Xu Yan berjalan menuju gerbang Sekte Taimiao.

Informasi tentang Sekte Taimiao muncul di benaknya.

Sekte Taimiao sebagian besar terdiri dari murid perempuan, dan memiliki standar yang sangat tinggi untuk bakat dan penampilan. Hal ini tentu saja mengakibatkan jumlah murid Sekte Taimiao lebih sedikit dibandingkan dengan sekte-sekte lain dari Sekte Roh Transenden.”

Adapun murid laki-laki, mereka dikabarkan hanya sekitar dua puluh persen dari Sekte Taimiao, dan setiap dari mereka tidak diragukan lagi tampan.”

“Murid laki-laki Sekte Taimiao diejek sebagai ‘anak-anak tampan Sekte Taimiao’, kurang memiliki semangat maskulin…”

gumam Xu Yan pada dirinya sendiri. “Inilah informasi tentang Sekte Taimiao yang telah dia kumpulkan.”

“Hanya murid Sekte Taimiao yang diizinkan melewati gerbang ini. Orang luar, dilarang masuk!”

Di depan gerbang Sekte Taimiao, seorang pemuda tampan tanpa janggut melangkah di depan Xu Yan.

Xu Yan mengamatinya dengan saksama. Pemuda itu berada di puncak tahap Dewa Pemurnian Manusia Surgawi, dengan wajah bersih tanpa janggut dan fitur wajah yang tampan. Sikapnya benar-benar menunjukkan ‘wajah yang cantik.’
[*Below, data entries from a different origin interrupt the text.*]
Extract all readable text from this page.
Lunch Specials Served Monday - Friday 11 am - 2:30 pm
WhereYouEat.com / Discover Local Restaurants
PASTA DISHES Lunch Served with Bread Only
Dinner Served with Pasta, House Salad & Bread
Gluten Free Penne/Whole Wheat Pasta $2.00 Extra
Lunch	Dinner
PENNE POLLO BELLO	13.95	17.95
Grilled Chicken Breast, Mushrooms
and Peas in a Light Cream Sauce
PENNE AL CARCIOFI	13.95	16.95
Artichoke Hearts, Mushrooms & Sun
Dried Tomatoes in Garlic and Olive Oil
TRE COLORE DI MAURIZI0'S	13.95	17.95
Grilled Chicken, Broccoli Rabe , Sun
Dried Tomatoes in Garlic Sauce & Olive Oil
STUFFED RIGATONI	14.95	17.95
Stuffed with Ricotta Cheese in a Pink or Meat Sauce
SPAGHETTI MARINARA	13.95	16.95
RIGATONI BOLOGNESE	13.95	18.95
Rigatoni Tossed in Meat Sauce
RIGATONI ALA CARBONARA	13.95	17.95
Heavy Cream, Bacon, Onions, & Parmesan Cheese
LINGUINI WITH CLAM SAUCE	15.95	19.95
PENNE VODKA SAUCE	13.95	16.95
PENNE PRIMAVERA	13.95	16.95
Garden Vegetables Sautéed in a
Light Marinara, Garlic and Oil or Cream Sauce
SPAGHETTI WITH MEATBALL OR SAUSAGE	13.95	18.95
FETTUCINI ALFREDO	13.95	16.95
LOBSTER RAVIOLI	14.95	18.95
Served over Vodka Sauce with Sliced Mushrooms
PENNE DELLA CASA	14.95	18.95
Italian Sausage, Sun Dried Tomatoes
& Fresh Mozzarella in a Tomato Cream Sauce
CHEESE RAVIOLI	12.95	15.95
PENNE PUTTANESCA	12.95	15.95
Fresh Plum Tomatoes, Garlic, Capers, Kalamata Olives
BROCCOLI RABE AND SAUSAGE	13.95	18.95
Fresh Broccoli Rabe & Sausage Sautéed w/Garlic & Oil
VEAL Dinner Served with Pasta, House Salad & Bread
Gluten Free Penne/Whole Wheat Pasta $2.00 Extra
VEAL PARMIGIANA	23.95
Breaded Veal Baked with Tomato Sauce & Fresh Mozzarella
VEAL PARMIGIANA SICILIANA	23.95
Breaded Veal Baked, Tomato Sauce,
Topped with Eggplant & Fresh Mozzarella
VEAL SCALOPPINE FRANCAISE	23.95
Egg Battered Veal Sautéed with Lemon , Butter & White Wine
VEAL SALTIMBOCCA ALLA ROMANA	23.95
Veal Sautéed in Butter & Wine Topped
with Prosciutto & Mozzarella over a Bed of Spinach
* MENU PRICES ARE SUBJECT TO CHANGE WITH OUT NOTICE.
“Saya Xu Yan, Dewa Pedang, mengunjungi teman-teman di Sekte Taimiao!”

Xu Yan melangkah maju dan berbicara.

Orang luar tidak diizinkan masuk bukanlah halangan baginya. Xu Yan tidak terlalu mempermasalahkannya.

Dia hanya akan meminta seseorang untuk memberi tahu Nona Du dan Nona Yun tentang kedatangannya. Itu seharusnya sudah cukup.

“Anda Xu Yan?”

Ekspresi pemuda itu langsung berubah.

“Memang!”

Xu Yan mengangguk.

Ekspresi pria itu berubah drastis, dan dia buru-buru mundur, berteriak, “Xu Yan menghalangi gerbang Gunung Taimiao kami.” “Para tetua, cepat kemari!”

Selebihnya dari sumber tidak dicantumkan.